Key numbers at a glance

ItemFigureContext
JPMorgan India stanceNeutralDowngraded from Overweight
Nifty 50 targetsBull 30,000; Base 27,000; Bear 20,500Bear case described as ~15% downside
Prior Nifty 50 targets citedBull 33,000; Base 30,000; Bear 24,000Earlier JPMorgan estimates
India premium vs MSCI EM65%Narrowed from 109% peak premium
FY27 earnings estimate cuts2% to 10%Across key sectors
MSCI India EPS growth forecasts11% (CY26), 13% (CY27)Cut by 2 pp and 1 pp
Domestic inflows since early 2025~USD 120 billionCushioning foreign outflows
FPI outflow citedUSD 37 billionAlso cited as cushioned by DII flows
Equity supply pipelineUSD 64 billionIPOs and QIPs pipeline
IMD monsoon forecast92% of long-period averageBelow-normal monsoon signal

Why the downgrade matters for investors

The report combines three pressures that can shape near-term market performance: a still-elevated valuation premium, incremental earnings downgrades, and the possibility of greater equity supply through fund-raising. It also places India’s market structure in a global context, where investors are increasingly allocating toward AI-linked markets with higher representation in semiconductors, data centres, and AI infrastructure.

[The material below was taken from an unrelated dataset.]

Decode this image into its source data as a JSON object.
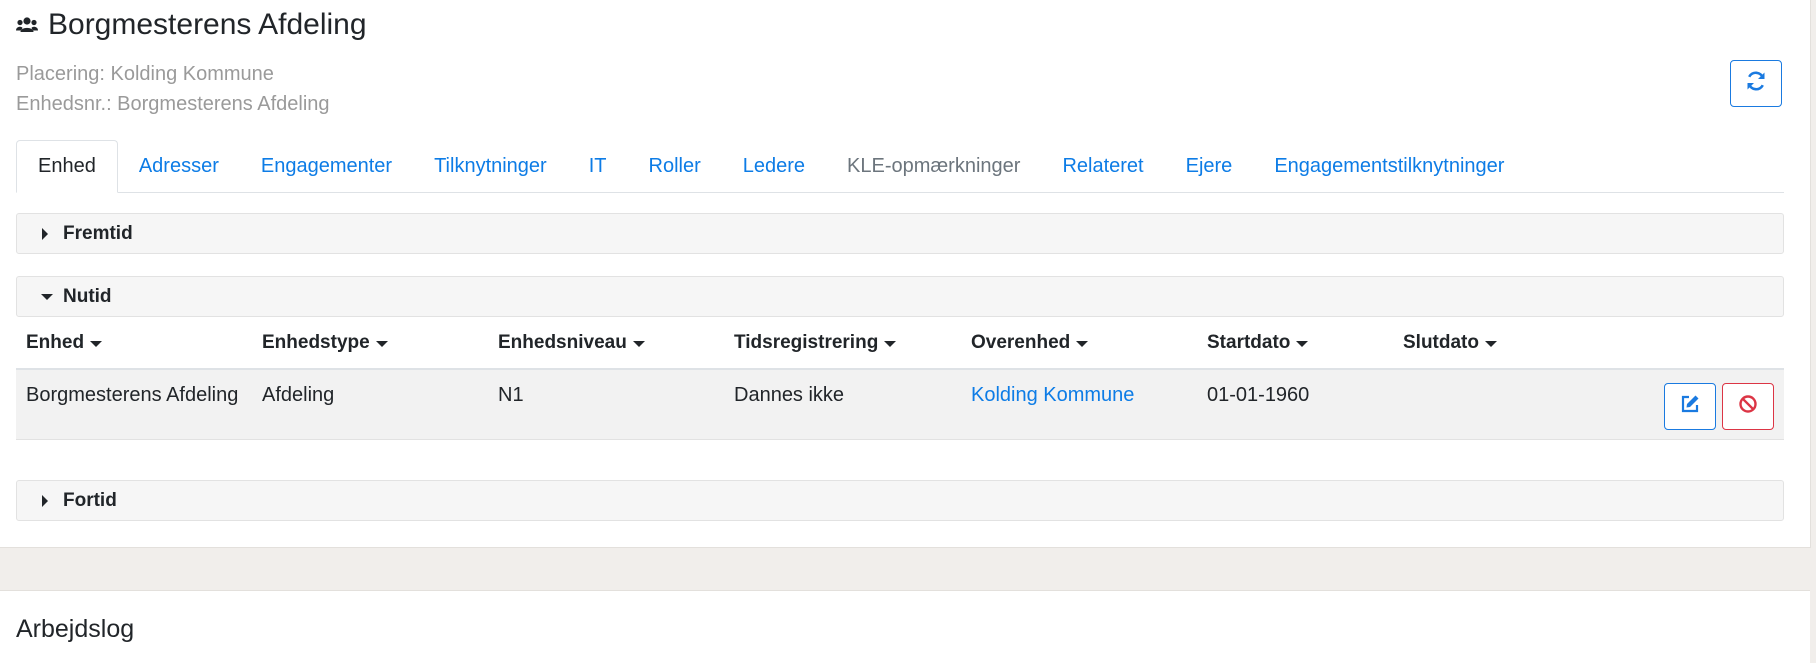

At the same time, JPMorgan’s framing leaves room for the long-term story, citing policy reforms, domestic demand, and capex momentum as continuing supports. The report’s positioning preferences, overweight domestic cyclicals and underweight IT and pharma, indicate that JPMorgan is not stepping away from India entirely, but is being more selective while awaiting either valuation de-rating or improved earnings visibility.

Conclusion

JPMorgan’s downgrade to Neutral sets a more cautious tone on Indian equities, pairing lower Nifty scenario targets with explicit concerns on valuations, earnings risks, dilution, and limited AI-theme exposure. The next signals investors are likely to track, based on the note’s risk list, include energy-linked cost pressures, the pace of equity issuance, and the monsoon trajectory after the IMD’s below-normal forecast.

Frequently Asked Questions

JPMorgan cited elevated valuations, rising earnings risks from energy costs and supply disruptions, dilution from equity fundraising, and limited exposure to AI-led sectors.
JPMorgan set a bull-case target of 30,000, a base-case target of 27,000, and a bear-case target of 20,500 for the Nifty 50.
JPMorgan said India’s valuation gap versus the MSCI EM index has narrowed to 65% from a peak premium of 109%, but remains elevated versus several peers.
Its analysts cut FY27 earnings estimates by 2% to 10% across key sectors and reduced MSCI India EPS growth forecasts to 11% for calendar 2026 and 13% for calendar 2027.
It remained overweight domestic cyclicals such as financials, materials, discretionary consumption, defence and power (also referenced hospitals), and underweight IT and pharma.